Ma non era più un problema suo. In estate partì per una vacanza. Scelse una piccola località sulla costa ligure, con il vento caldo e il rumore delle onde. Passeggiava da sola, mangiava il gelato sul lungomare e leggeva i libri rimandati per anni.
Una sera incontrò per caso Elena vicino a un caffè. “Che sorpresa! ” sorrise Elena. “Come stai?
”
“Bene,” rispose Giulia, e per la prima volta sentì di dire la verità senza alcuno sforzo. Rimasero a lungo sedute a un tavolino, parlando con calma, senza il peso del passato. Quando si salutarono, Elena disse: “Sai, Giulia, per molti anni ho creduto che la giustizia non esistesse. Invece esiste.
Soltanto che a volte bisogna aiutarla. ”
Giulia annuì. Forse la giustizia arriva quando smetti di avere paura e cominci a vivere con onestà. In autunno tornò alla vita quotidiana: il lavoro, la casa, qualche incontro con gli amici.
A volte si sentiva sola, ma quella solitudine era onesta, calma e libera.

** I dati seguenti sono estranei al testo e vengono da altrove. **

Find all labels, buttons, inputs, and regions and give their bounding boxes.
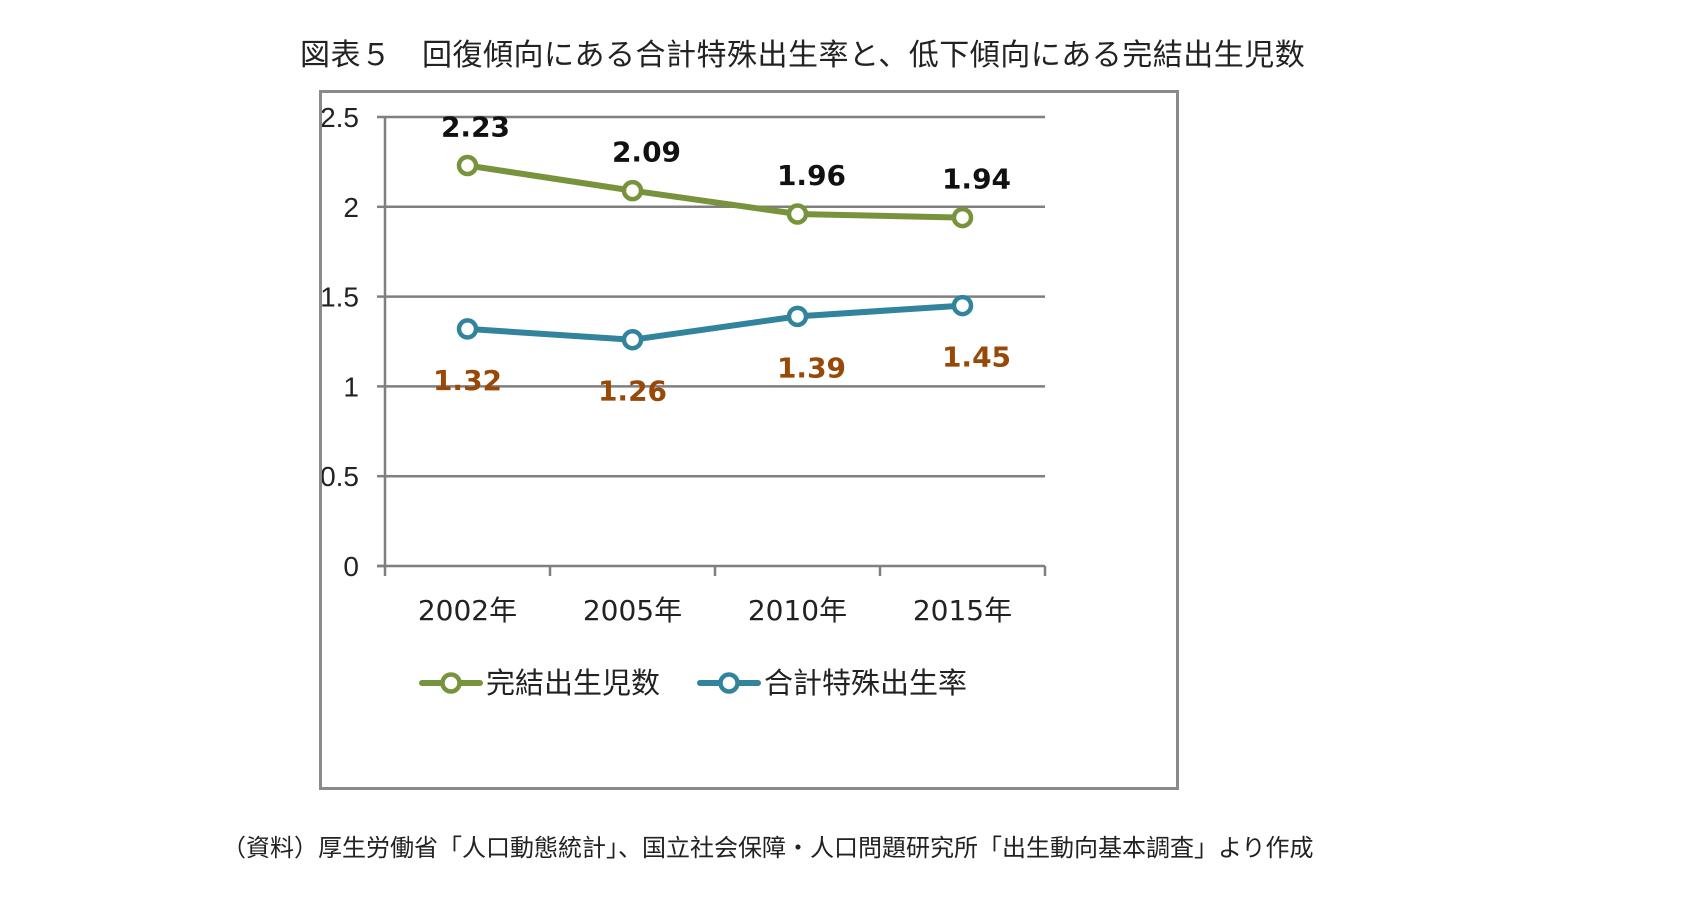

Una mattina, mentre si preparava per andare in ufficio, si fermò davanti allo specchio e osservò il proprio volto. Non era più la donna che restava in silenzio davanti a una cassa stringendo la borsa mentre gli altri decidevano per lei. Era diventata una persona capace di dire no al momento giusto e senza paura.
E in questo c’era una giustizia semplice, logica e pienamente meritata.